Four forces are acting on an object. Force 1 has a magnitude of 5N at an angle of 70° above the +x-axis; force 2 has a magnitude of 8N at an angle of 35° above the +x-axis; force 3 has a magnitude of 4N at an angle of 20° above the -x-axis; force 4 has a magnitude of 7N at an angle of 25° to the left of the -y-axis. Find the magnitude and direction of the

resultant of these four forces.

This is my work:
V1: 1.7 (x) 4.7(y)
V2: 6.5 (x) 4.5 (y)
V3: -3.8 (x) 1.4 (y)
V4: -6.3 (x) 2.9 (y)
R: -1.9 (x) 13.5 (y)

tan-1(13.5/-1.9) = -81.9

I really don't understand this question!

See current post: Sat, 10-11-14, 11:51AM

To find the magnitude and direction of the resultant of the four forces, you need to calculate the sum of the individual force vectors.
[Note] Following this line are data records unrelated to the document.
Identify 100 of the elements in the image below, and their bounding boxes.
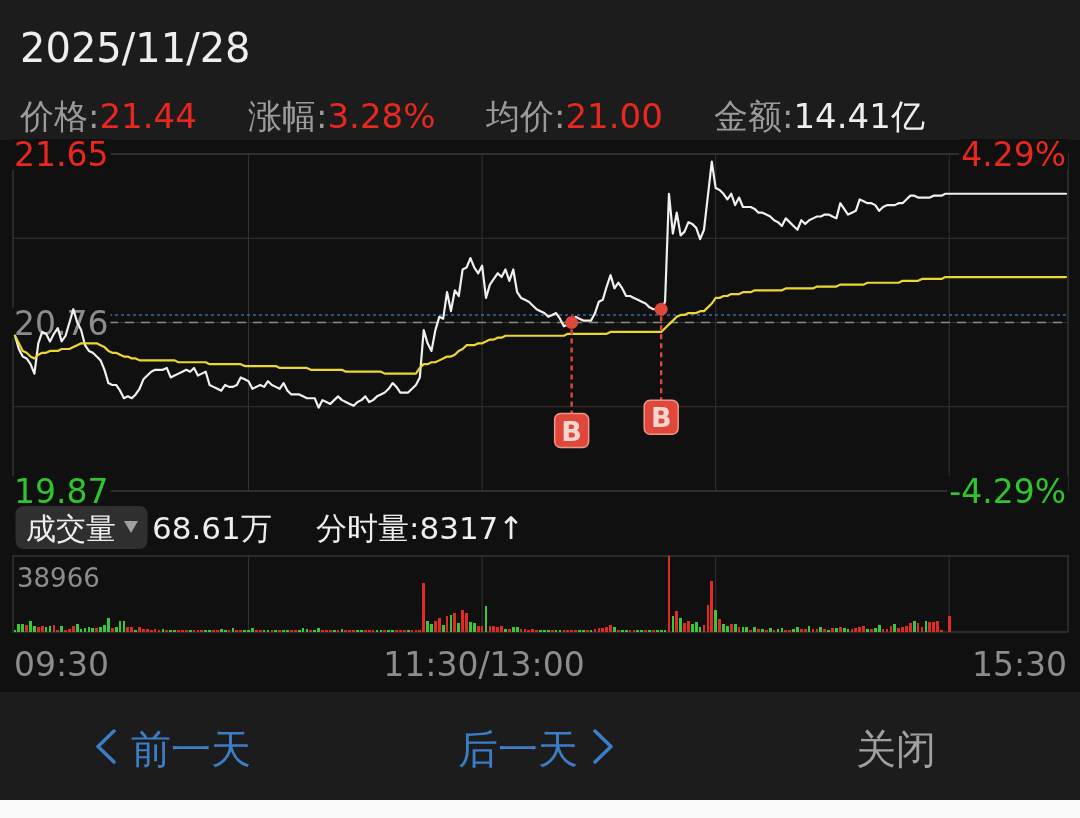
bar <box>539 629 542 632</box>
text: 68.61万 <box>152 510 272 546</box>
bar <box>515 626 519 632</box>
bar <box>620 629 624 632</box>
bar <box>854 628 858 632</box>
bar <box>453 613 457 632</box>
bar <box>398 629 402 632</box>
bar <box>726 625 729 632</box>
bar <box>507 628 511 632</box>
bar <box>613 626 616 632</box>
bar <box>188 629 192 632</box>
bar <box>243 629 246 632</box>
bar <box>71 625 75 632</box>
bar <box>803 628 807 632</box>
bar <box>325 629 328 632</box>
text: 成交量 <box>26 511 116 546</box>
bar <box>251 628 254 632</box>
bar <box>348 629 352 632</box>
bar <box>383 629 387 632</box>
bar <box>835 628 838 632</box>
bar <box>858 627 862 632</box>
bar <box>683 622 686 632</box>
bar <box>184 629 188 632</box>
bar <box>293 629 297 632</box>
bar <box>640 629 644 632</box>
bar <box>581 629 585 632</box>
bar <box>110 628 114 632</box>
bar <box>877 625 881 632</box>
bar <box>745 627 749 632</box>
bar <box>792 628 795 632</box>
bar <box>574 629 577 632</box>
bar <box>60 625 64 632</box>
bar <box>679 618 683 632</box>
bar <box>25 625 28 632</box>
bar <box>64 629 67 632</box>
bar <box>56 629 60 632</box>
bar <box>636 629 640 632</box>
bar <box>788 629 792 632</box>
bar <box>461 609 465 632</box>
bar <box>235 629 239 632</box>
bar <box>367 629 371 632</box>
bar <box>492 625 496 632</box>
bar <box>169 629 173 632</box>
bar <box>36 626 40 632</box>
bar <box>75 623 79 632</box>
bar <box>469 622 472 632</box>
bar <box>928 622 932 632</box>
bar <box>457 622 461 632</box>
bar <box>710 581 714 632</box>
bar <box>823 628 827 632</box>
bar <box>784 629 788 632</box>
bar <box>908 622 912 632</box>
bar <box>107 617 110 632</box>
bar <box>149 629 153 632</box>
bar <box>180 629 184 632</box>
bar <box>819 627 823 632</box>
bar <box>352 629 355 632</box>
bar <box>165 629 169 632</box>
bar <box>504 628 507 632</box>
bar <box>870 628 873 632</box>
bar <box>177 629 180 632</box>
bar <box>690 623 694 632</box>
bar <box>687 620 690 632</box>
bar <box>430 623 433 632</box>
y2-tick-label: 4.29% <box>961 135 1066 174</box>
bar <box>648 629 651 632</box>
bar <box>17 623 21 632</box>
bar <box>905 625 908 632</box>
bar <box>422 583 426 632</box>
bar <box>570 629 574 632</box>
text: 11:30/13:00 <box>383 645 585 684</box>
bar <box>212 629 215 632</box>
bar <box>332 629 336 632</box>
bar <box>761 628 764 632</box>
bar <box>289 629 293 632</box>
bar <box>309 629 313 632</box>
y-tick-label: 19.87 <box>14 472 109 511</box>
bar <box>145 628 149 632</box>
text: 分时量:8317↑ <box>316 510 525 546</box>
bar <box>543 629 546 632</box>
bar <box>714 609 718 632</box>
bar <box>585 629 589 632</box>
text: 涨幅:3.28% <box>248 96 436 136</box>
bar <box>223 629 227 632</box>
bar <box>33 625 36 632</box>
bar <box>40 625 44 632</box>
bar <box>535 629 538 632</box>
bar <box>134 629 137 632</box>
text: 关闭 <box>856 726 936 772</box>
bar <box>395 629 398 632</box>
bar <box>402 629 406 632</box>
bar <box>328 629 332 632</box>
bar <box>652 629 655 632</box>
annotation: 38966 <box>17 563 100 593</box>
bar <box>437 618 441 632</box>
bar <box>254 629 258 632</box>
text: 15:30 <box>971 645 1067 684</box>
bar <box>286 629 289 632</box>
bar <box>675 610 679 632</box>
bar <box>465 613 468 632</box>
Let's break down the calculation step by step:

1. Resolve each force into its x and y components:
- Force 1: magnitude of 5N at an angle of 70° above the +x-axis.
- x-component: 5N * cos(70°) = 1.7N in the positive x-direction.
- y-component: 5N * sin(70°) = 4.7N in the positive y-direction.
- Force 2: magnitude of 8N at an angle of 35° above the +x-axis.
- x-component: 8N * cos(35°) = 6.5N in the positive x-direction.
- y-component: 8N * sin(35°) = 4.5N in the positive y-direction.
- Force 3: magnitude of 4N at an angle of 20° above the -x-axis.
- x-component: 4N * cos(180° - 20°) = -3.8N in the negative x-direction.
- y-component: 4N * sin(180° - 20°) = 1.4N in the positive y-direction.
- Force 4: magnitude of 7N at an angle of 25° to the left of the -y-axis.
- x-component: 7N * cos(90° + 25°) = -6.3N in the negative x-direction.
- y-component: 7N * sin(90° + 25°) = 2.9N in the positive y-direction.

2. Add up the x and y components separately:
- x-components sum: 1.7N + 6.5N - 3.8N - 6.3N = -1.9N.
- y-components sum: 4.7N + 4.5N + 1.4N + 2.9N = 13.5N.

3. Determine the magnitude of the resultant:
- Magnitude = √((-1.9N)^2 + (13.5N)^2) = √(3.61N^2 + 182.25N^2) = √(185.86N^2) = 13.62N.

4. Determine the direction of the resultant:
- tan^(-1)(13.5N / -1.9N) = -81.9° (rounded to one decimal place).
- The negative sign indicates the direction in the negative x-axis, and the value of 81.9° is the angle with respect to the positive x-axis.

Therefore, the magnitude of the resultant force is 13.62N, and its direction is -81.9° (with respect to the positive x-axis). Note that direction is usually measured counterclockwise from the positive x-axis in the range of -180° to 180°.